The outcomes of the study will be used for further development of markers which will act as diagnostic tools for the large-scale screening of RLN resistance sources and facilitate marker-assisted breeding for RLN resistance in chickpea. The development of molecular markers for RLN resistance genes will be valuable tools to assist chickpea breeding programs, not only in Australia but around the world wherever RLN is a threat to chickpea crops, to incorporate resistance into existing elite varieties.

“To the best of our knowledge, this study is the first attempt to address the RLN issue in chickpea with help of genomics and bioinformatics” said Sonal.

“This collaborative project strengthens the research links between University of Southern Queensland, Australia and International Crops Research Institute for the Semi-Arid Tropics ICRISAT, India. The knowledge generated from this project will foster ongoing Queensland – India engagement, as P. thornei is emerging as a serious threat to chickpea production in India.”
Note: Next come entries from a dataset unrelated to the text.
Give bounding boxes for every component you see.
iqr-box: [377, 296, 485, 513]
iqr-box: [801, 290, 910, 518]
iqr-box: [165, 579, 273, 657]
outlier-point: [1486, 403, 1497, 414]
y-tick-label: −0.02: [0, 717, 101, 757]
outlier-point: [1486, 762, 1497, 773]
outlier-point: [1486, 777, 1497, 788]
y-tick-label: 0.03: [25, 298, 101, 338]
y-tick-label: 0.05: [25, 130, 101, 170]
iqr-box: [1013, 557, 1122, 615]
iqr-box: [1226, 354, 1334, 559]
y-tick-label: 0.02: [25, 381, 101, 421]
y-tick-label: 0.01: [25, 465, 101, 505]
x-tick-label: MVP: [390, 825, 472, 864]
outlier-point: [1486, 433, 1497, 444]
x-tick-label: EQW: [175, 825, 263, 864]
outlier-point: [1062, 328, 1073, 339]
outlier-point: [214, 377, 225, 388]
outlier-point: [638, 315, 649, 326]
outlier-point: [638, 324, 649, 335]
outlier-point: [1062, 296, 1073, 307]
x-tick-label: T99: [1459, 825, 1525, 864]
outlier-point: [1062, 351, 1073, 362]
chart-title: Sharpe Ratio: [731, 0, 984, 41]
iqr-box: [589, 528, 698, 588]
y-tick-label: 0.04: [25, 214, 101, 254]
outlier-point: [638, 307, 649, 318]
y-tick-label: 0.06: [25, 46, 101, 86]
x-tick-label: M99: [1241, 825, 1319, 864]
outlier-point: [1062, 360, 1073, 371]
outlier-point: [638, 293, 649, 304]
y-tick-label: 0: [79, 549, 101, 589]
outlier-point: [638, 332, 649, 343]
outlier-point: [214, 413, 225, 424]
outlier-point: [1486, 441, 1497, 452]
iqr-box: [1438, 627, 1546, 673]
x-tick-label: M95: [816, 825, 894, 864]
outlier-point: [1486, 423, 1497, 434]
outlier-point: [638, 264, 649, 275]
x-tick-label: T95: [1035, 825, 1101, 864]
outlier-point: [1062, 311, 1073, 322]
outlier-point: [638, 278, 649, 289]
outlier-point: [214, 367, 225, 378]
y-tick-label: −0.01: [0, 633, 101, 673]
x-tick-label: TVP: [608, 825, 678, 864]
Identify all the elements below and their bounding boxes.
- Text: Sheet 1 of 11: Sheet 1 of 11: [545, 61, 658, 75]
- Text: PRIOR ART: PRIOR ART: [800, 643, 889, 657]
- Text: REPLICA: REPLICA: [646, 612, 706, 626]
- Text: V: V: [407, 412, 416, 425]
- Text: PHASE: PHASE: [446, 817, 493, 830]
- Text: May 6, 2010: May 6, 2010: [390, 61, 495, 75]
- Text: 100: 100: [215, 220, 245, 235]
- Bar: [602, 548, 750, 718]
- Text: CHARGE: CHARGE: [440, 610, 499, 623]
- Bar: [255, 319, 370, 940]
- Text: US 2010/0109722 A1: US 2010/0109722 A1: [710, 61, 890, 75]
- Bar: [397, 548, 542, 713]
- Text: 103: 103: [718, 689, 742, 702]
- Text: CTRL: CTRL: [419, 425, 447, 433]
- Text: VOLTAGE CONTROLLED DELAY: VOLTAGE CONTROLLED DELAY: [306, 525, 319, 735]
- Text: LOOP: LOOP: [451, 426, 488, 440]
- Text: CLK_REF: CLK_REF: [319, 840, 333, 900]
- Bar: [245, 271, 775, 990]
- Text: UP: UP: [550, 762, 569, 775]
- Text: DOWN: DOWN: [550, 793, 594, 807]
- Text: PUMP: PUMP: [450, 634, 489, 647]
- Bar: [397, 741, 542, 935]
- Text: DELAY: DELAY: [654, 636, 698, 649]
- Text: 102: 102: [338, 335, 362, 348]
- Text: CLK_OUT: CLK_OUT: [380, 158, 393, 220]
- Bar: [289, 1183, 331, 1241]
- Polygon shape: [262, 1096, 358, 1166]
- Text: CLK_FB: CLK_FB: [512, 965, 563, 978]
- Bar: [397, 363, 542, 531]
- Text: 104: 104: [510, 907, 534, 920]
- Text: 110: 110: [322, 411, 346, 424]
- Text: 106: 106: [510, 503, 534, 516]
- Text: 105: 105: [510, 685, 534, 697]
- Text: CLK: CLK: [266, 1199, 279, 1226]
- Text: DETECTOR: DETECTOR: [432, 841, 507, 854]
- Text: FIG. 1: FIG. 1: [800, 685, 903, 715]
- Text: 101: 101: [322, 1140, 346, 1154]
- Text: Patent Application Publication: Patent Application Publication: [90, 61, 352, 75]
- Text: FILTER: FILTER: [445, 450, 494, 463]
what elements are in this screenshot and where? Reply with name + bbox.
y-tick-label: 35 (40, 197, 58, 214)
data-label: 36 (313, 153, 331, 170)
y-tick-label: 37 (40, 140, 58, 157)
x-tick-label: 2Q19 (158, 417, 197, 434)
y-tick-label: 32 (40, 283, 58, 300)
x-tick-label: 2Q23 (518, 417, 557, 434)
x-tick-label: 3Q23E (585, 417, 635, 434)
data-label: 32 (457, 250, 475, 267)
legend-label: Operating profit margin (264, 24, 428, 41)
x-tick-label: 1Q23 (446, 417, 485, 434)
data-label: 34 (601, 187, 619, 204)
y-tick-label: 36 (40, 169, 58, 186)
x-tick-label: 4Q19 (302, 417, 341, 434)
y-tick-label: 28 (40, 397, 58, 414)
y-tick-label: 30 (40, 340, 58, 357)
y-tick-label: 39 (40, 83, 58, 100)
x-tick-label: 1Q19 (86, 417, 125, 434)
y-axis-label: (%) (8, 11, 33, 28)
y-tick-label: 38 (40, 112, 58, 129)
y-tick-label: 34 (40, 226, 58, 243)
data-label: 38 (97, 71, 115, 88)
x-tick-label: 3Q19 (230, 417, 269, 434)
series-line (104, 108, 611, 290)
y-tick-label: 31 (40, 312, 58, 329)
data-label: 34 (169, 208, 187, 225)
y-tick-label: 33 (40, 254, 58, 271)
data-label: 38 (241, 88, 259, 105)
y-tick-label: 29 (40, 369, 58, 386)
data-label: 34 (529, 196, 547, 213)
“I am grateful to the Crawford Fund as the platform for enabling me to develop the necessary skills to use various software and tools for bioinformatics data analysis. With this unique opportunity I was able to work in international environment and was able to interact with students and researchers working on different aspects of agriculture sustainability and market policies,” she concluded.

Sonal also acknowledged the International Stipend & Fees Research Scholarship from the University of Southern Queensland, and ICRISAT for their assistance with this project.

Sonal’s project also resulted in the publication of a journal article – Zwart, R. S., Thudi, M., Channale, S., Manchikatla, P. K., Varshney, R. K., & Thompson, J. P. (2019). Resistance to Plant-Parasitic Nematodes in Chickpea: Current Status and Future Perspectives. Frontiers in Plant Science10.